Step 2: Connector - List Recent Conversations

Add a Connector node pointing at the front connector and pick the list-conversations tool. Filter for conversations updated since the last run and, optionally, only those carrying a specific tag such as archive-to-kb:

{
  "q": "updated_at:>{{ since }} AND tag:archive-to-kb",
  "limit": 100
}

This returns conversation metadata including the body, participants, and a list of attachment URLs.

Step 3: Loop and Skip Already-Indexed Messages

Wrap the next steps in a Loop over the conversation list. For each conversation, run a Connector step against your tracking store (for example a mongodb find-documents with { "conversationId": "{{ conv.id }}" }). Follow it with a Condition node - if a record exists, short-circuit the iteration. Otherwise continue.

Step 4: Embed the Email Body

Add a Knowledge node in Embed mode and point its Collection at your persistent inbox archive. Build a small text document that combines the subject, participants, and body so the indexed chunk has the context it needs to be retrieved later, then feed it into the Document Input field:

Subject: {{ conv.subject }}
From: {{ conv.from }}
Date: {{ conv.created_at }}

{{ conv.body_text }}

Set Document Type to Plain Text and set the File Name to the Front conversation ID (for example {{ conv.id }}). Because Embed mode overwrites any existing document with the same file name, re-indexing a conversation replaces its document rather than duplicating it.

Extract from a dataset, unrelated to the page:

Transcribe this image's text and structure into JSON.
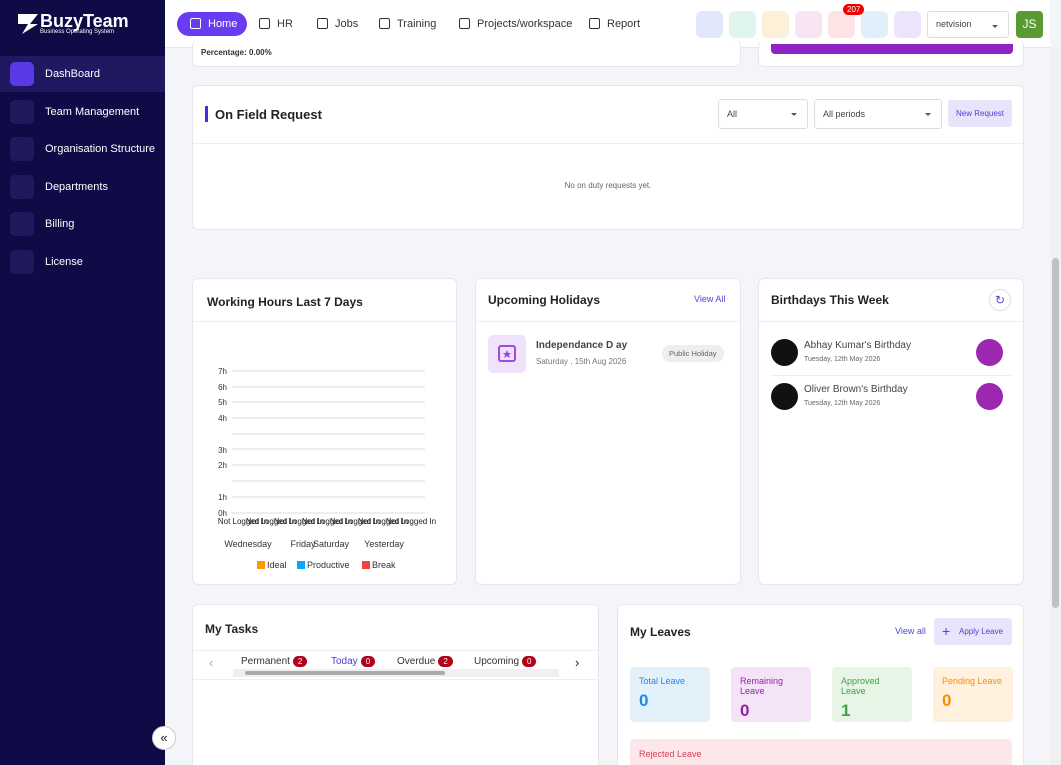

Step 5: Process Attachments

Add a nested Loop over conv.attachments. For each attachment, branch on file type with a Condition:

For PDFs, call the pdf connector's extract-text tool, then pass the result into the Document Input of a Knowledge embed step.
For CSVs, call csv parse followed by csv to-json, then embed a summary plus a sample of rows.
For JSON, use json prettify before embedding.

Give each attachment document a File Name that carries the parent conversation ID (for example {{ conv.id }}-{{ attachment.name }}) so a Knowledge query can show "this answer came from an attachment on conversation X".

Step 6: Record the Conversation as Indexed

After a successful embed, write the conversation ID and timestamp to the tracking store via a mongodb insert-documents or mysql insert-rows call. That's what makes the workflow idempotent - the next scheduled run will skip anything already in the tracking table.

Tips

Use tags as a soft filter - rather than indexing everything, train the team to tag conversations archive-to-kb. You end up with a tighter, more useful index.
Chunk long threads - if a thread has 50 replies, embed each comment as its own document rather than one giant blob; retrieval quality is much better.
Watch attachment size - cap PDF text extraction at 5-10 MB to avoid feeding 500-page contracts through the whole pipeline.

Common Pitfalls

Private content - shared inboxes contain customer PII. Strip emails and phone numbers (for example with the regex connector's replace tool) before the text reaches the Knowledge embed step, since anyone in the workspace can query the collection.
Pagination - list-conversations caps at 100 per page. Loop until the result page is empty or you'll miss high-volume periods.
Timezone drift on since - Front timestamps are UTC. If you compute since in local time you will lose or duplicate records every DST change.

Testing

Hand-tag two or three conversations with archive-to-kb. Run the workflow manually. Open the Knowledge collection and confirm one document per conversation plus one per attachment, with sensible chunking and each document's File Name carrying the conversation ID. Re-run and confirm no duplicate documents are written (the tracking store should skip already-indexed conversations, and matching file names overwrite in place). Only then enable the schedule.